In standard synchronous RL training, the loop is sequential: generate samples, train on them, repeat. The GPUs running inference sit idle during training, and vice versa. Telescope decouples inference and training so they run concurrently. While the trainer updates weights on the current batch, the inference engine generates samples for the next batch using the most recent weights available.
Synchronous:
  Inference ████░░░░████░░░░████░░░░
  Training  ░░░░████░░░░████░░░░████

Asynchronous:
  Inference ████████████████████████
  Training  ░░██████████████████████

How it works

The max_async_rollout parameter controls how many training steps the inference engine can run ahead of the trainer:
max_async_rollout: 2  # inference can be up to 2 training steps ahead
  • 0 — fully synchronous: inference waits for each training step to complete before generating new samples
  • N — inference can run up to N steps ahead, pausing only when the gap exceeds N
The orchestrator tracks two counters: inference_step (batches assembled for training) and trainer_step (completed gradient updates).
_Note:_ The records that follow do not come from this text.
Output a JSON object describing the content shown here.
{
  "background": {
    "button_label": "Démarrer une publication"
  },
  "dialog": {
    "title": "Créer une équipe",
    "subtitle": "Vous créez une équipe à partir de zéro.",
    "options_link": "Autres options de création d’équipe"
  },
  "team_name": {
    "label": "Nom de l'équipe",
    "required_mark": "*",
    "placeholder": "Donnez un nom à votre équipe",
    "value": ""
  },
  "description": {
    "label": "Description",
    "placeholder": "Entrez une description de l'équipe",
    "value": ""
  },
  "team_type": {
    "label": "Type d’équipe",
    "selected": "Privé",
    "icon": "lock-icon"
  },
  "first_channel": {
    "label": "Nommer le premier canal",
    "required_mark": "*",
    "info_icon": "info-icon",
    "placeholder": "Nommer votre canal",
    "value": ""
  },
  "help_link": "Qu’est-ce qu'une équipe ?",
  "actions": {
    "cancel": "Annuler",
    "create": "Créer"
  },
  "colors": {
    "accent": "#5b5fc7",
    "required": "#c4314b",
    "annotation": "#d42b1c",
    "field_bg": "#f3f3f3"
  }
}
When inference_step - trainer_step > max_async_rollout, the rollout loop pauses until the trainer catches up.

Importance sampling correction

When inference runs ahead, the samples it generates may use slightly stale weights. Telescope offers Truncated Importance Sampling (TIS) to correct for this off-policy mismatch:
use_tis: true
tis_cap: 2.0  # max importance weight
TIS reweights the policy gradient by the ratio of current to rollout log-probabilities, capped at tis_cap to prevent high-variance updates.

Stale rollout cancellation

With async training, some in-flight rollouts may become too stale to be useful. The max_off_policy_steps parameter cancels rollouts that have fallen behind by too many weight updates:
max_off_policy_steps: 8  # cancel after 8 weight updates (-1 to disable)